1932, c'est l'année de la consécration pour Picasso : il s'investit pleinement dans la rétrospective que lui organise la galerie Georges Petit à Paris, la première de son oeuvre, en juin et juillet. Il veut être le plus grand artiste de son temps, il choisit lui-même l'accrochage des 223 tableaux. On peut en voir quelques-uns, accompagnés de photos et de coupures de journaux. Car l'évènement est largement commenté par la presse. 2000 visiteurs se sont pressés à l'inauguration boudée par l'artiste, qui préfère aller au cinéma.
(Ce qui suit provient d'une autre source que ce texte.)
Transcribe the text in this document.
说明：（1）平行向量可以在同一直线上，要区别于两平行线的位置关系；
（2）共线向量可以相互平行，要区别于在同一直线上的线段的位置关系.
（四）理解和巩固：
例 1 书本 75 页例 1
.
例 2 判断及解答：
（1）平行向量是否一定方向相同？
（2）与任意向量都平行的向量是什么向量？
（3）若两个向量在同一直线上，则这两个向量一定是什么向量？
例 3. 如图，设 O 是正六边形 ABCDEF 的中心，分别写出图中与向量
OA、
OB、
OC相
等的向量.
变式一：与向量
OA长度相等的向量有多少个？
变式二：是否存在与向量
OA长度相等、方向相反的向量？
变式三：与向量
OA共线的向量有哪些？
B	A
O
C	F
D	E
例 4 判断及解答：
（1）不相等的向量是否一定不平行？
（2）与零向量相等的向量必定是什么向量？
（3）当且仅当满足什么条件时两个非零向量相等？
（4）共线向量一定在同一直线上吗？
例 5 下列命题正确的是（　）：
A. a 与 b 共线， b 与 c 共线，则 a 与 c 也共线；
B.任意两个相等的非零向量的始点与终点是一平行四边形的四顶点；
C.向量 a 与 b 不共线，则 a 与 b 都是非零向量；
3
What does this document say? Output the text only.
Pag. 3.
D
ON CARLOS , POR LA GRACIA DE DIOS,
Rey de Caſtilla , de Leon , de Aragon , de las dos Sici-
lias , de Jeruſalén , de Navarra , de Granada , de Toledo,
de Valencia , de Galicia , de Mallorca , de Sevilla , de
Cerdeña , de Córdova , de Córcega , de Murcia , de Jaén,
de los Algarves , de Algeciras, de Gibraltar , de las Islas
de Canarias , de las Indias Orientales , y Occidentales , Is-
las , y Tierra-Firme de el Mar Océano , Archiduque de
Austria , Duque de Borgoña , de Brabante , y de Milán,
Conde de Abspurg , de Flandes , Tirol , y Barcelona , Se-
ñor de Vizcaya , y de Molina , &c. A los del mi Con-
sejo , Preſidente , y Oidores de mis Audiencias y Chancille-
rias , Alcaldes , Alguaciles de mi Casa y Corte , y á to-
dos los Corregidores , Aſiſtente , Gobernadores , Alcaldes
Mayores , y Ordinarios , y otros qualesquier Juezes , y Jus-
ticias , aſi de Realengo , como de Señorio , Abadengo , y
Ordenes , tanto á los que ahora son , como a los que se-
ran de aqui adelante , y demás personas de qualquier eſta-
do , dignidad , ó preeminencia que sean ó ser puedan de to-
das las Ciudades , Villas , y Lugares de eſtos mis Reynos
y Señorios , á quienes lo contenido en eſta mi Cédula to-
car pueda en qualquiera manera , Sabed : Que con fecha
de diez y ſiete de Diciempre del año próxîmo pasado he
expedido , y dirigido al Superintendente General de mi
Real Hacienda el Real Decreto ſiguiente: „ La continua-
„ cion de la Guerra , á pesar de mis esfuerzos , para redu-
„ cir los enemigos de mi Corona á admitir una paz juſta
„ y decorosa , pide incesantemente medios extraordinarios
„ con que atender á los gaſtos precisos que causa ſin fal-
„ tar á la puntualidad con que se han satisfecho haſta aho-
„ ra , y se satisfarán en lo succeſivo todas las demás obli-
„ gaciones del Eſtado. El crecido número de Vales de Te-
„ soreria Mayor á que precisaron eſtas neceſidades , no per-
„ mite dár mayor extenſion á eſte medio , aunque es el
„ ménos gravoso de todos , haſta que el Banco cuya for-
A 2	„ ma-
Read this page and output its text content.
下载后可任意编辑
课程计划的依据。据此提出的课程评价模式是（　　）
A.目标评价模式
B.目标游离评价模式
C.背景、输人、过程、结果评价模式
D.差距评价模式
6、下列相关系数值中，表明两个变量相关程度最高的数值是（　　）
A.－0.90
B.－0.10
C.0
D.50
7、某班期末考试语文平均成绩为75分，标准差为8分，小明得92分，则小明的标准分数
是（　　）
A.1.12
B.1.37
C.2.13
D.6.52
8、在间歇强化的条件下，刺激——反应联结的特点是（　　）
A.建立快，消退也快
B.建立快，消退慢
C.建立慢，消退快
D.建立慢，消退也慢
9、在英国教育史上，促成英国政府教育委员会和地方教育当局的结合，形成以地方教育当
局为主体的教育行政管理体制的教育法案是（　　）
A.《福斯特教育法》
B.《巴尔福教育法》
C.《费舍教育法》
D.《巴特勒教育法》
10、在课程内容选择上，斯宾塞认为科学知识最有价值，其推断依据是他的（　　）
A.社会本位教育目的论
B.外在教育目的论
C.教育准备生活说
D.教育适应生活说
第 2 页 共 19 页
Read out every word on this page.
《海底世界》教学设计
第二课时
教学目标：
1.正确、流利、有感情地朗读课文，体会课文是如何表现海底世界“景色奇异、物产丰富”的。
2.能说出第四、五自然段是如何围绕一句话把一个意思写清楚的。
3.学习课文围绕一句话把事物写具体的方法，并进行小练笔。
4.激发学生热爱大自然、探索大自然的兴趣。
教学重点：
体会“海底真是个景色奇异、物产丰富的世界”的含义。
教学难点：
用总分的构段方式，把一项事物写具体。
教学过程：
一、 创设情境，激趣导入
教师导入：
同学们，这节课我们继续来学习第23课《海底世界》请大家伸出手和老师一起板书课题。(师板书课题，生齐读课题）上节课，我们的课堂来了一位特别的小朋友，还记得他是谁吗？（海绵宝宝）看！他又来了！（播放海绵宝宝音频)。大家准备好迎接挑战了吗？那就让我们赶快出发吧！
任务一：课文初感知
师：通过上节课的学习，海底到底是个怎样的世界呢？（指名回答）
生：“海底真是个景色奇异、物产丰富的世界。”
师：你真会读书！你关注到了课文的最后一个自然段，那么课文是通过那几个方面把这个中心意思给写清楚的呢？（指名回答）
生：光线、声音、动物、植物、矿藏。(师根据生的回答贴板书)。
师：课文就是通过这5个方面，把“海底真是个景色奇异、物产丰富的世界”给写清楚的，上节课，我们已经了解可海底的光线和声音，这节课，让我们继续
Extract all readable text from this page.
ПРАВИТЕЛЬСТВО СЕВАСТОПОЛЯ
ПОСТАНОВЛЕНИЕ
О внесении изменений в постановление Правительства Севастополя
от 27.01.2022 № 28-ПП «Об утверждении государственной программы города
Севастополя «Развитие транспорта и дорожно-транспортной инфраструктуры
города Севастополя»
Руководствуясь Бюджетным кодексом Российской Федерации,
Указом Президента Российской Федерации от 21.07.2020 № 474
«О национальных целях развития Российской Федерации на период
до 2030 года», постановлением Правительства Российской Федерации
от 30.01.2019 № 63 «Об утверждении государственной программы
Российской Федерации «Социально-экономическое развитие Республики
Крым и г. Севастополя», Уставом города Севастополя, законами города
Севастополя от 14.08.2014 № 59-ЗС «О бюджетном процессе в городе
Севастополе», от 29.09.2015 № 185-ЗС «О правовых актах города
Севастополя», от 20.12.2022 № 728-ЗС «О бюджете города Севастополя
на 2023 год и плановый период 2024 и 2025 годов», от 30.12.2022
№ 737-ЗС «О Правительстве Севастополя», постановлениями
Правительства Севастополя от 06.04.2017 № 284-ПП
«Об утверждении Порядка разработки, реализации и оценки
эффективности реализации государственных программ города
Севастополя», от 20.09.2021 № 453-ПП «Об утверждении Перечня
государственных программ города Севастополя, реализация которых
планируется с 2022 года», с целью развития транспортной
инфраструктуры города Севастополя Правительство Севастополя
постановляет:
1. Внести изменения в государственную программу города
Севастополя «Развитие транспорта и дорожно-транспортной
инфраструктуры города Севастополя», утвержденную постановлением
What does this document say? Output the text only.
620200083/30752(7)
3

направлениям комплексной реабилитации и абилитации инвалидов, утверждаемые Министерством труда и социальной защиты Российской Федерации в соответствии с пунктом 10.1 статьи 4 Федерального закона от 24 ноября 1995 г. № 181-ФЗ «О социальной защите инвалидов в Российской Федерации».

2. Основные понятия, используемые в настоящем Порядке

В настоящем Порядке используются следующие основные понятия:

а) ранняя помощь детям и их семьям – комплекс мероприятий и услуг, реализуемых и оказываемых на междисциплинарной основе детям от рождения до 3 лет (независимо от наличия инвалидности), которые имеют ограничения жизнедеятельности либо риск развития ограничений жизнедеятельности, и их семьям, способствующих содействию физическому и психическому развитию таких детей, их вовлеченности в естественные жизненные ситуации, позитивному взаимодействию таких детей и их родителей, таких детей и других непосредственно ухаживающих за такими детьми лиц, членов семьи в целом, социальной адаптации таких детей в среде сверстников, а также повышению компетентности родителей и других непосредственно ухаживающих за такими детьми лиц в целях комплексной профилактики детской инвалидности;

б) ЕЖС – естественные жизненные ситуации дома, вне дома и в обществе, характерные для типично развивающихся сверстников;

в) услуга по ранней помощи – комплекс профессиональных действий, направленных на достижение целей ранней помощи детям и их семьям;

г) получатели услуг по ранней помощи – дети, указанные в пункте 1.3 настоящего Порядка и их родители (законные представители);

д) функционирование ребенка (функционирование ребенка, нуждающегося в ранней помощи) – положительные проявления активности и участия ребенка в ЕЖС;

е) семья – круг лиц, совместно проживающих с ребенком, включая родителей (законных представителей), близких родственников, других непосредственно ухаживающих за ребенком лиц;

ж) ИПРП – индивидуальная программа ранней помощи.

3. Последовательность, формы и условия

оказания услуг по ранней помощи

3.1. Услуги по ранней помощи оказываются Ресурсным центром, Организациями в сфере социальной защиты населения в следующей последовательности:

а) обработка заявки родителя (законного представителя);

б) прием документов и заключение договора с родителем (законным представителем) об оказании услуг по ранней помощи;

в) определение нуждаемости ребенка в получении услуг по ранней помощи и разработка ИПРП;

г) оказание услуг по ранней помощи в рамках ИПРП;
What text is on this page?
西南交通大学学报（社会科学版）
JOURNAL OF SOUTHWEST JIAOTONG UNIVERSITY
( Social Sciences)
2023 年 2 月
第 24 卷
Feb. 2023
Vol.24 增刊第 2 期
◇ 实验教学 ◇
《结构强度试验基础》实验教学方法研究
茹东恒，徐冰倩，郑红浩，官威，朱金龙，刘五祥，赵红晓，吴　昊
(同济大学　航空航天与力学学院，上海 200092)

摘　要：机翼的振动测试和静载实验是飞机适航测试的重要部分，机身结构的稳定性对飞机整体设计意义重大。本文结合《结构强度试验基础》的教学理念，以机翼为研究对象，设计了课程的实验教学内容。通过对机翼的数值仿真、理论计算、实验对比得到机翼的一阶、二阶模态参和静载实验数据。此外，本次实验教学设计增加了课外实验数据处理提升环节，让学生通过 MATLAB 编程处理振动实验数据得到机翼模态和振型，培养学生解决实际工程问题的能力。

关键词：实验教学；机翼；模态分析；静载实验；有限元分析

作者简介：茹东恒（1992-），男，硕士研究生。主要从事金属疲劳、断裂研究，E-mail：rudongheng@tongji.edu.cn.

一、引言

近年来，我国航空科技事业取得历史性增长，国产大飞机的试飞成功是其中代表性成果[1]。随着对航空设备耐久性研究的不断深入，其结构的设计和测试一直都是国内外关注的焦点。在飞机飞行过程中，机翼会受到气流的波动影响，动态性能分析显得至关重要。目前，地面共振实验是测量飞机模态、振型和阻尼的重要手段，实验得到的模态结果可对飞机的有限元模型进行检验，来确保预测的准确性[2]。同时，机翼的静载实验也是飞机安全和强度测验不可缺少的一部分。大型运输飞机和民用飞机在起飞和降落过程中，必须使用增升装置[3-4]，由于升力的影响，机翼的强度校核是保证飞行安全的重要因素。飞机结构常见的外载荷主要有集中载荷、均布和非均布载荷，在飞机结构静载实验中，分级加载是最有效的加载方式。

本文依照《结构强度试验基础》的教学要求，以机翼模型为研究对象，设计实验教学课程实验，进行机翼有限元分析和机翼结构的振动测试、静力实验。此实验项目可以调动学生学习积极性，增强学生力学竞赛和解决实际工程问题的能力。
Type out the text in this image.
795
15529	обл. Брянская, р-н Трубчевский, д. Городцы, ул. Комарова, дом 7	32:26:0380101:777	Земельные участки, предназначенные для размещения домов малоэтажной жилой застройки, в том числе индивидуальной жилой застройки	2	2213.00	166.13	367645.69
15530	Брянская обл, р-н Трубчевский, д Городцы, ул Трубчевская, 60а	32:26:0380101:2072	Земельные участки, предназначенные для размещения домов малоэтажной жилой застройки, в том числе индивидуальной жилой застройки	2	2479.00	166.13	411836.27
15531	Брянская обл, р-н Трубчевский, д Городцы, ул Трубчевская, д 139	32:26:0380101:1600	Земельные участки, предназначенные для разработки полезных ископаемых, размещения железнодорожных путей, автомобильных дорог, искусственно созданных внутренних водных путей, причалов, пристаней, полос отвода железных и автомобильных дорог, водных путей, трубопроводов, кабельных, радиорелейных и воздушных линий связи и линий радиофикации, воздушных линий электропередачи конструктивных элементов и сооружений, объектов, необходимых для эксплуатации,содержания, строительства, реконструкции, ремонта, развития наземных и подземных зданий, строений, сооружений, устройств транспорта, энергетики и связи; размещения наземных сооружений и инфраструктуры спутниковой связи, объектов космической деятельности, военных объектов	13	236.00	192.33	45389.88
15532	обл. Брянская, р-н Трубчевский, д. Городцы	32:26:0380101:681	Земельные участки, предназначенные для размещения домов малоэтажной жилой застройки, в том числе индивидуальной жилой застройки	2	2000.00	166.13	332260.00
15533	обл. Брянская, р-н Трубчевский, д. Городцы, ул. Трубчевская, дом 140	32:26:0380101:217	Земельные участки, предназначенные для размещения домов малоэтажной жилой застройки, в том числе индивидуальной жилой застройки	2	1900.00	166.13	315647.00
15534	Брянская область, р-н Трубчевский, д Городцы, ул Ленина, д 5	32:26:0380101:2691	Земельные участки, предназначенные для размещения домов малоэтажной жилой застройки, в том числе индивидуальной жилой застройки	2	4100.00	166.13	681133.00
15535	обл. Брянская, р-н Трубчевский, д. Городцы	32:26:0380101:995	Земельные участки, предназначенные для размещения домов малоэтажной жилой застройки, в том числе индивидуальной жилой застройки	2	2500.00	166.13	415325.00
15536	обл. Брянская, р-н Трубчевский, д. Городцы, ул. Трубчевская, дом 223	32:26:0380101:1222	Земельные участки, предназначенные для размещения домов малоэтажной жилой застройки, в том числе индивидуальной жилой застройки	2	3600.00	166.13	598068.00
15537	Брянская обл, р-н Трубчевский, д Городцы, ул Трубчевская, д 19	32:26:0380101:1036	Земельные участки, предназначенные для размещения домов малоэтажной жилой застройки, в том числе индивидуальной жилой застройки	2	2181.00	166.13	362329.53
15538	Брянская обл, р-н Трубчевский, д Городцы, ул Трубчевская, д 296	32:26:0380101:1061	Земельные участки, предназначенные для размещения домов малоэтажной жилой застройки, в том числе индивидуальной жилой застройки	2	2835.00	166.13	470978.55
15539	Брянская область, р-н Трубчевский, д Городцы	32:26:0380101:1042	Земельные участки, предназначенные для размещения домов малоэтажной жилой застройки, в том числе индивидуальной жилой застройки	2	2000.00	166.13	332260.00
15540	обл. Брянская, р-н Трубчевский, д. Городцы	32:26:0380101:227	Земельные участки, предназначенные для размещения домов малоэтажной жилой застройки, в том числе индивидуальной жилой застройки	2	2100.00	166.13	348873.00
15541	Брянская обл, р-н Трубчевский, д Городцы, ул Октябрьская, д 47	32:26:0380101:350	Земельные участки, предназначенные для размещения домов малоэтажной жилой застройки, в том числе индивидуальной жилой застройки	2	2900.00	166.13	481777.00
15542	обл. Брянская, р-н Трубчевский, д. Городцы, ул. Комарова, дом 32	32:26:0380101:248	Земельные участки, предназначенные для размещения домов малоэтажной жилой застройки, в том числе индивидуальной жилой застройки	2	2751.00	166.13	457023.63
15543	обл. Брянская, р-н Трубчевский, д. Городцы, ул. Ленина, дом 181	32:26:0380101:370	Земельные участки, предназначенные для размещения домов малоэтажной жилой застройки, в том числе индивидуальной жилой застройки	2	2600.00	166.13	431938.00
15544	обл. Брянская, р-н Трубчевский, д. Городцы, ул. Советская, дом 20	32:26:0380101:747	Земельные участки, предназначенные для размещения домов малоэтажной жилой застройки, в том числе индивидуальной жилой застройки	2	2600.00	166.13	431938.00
En septembre, il se rendra avec Olga et Paul à Zurich, où la Kunsthaus a repris l'exposition.
 
Les derniers mois de l'année, d'août à novembre, Picasso travaille sur le thème de la plage et la figure des baigneuses. Une photo montre Marie-Thérèse en maillot de bain au bord de l'eau, un ballon à la main. Sur la toile, une nageuse émerge de la vague. Ses "Femmes jouant à la balle sur la plage" deviennent des silhouettes planes ressemblant à des oiseaux. Il fait aussi des détours par la mythologie, avec des joueurs de flûte jouant pour une belle endormie, en qui on peut imaginer une transposition de la figure de l'artiste.
 
Dans la dernière toile de l'année, "Nu couché à la mèche blonde", Marie-Thérèse dort toujours. Ses formes décalées sont tracées d'un trait gracieux sur une toile où se juxtaposent des zones de couleur différentes.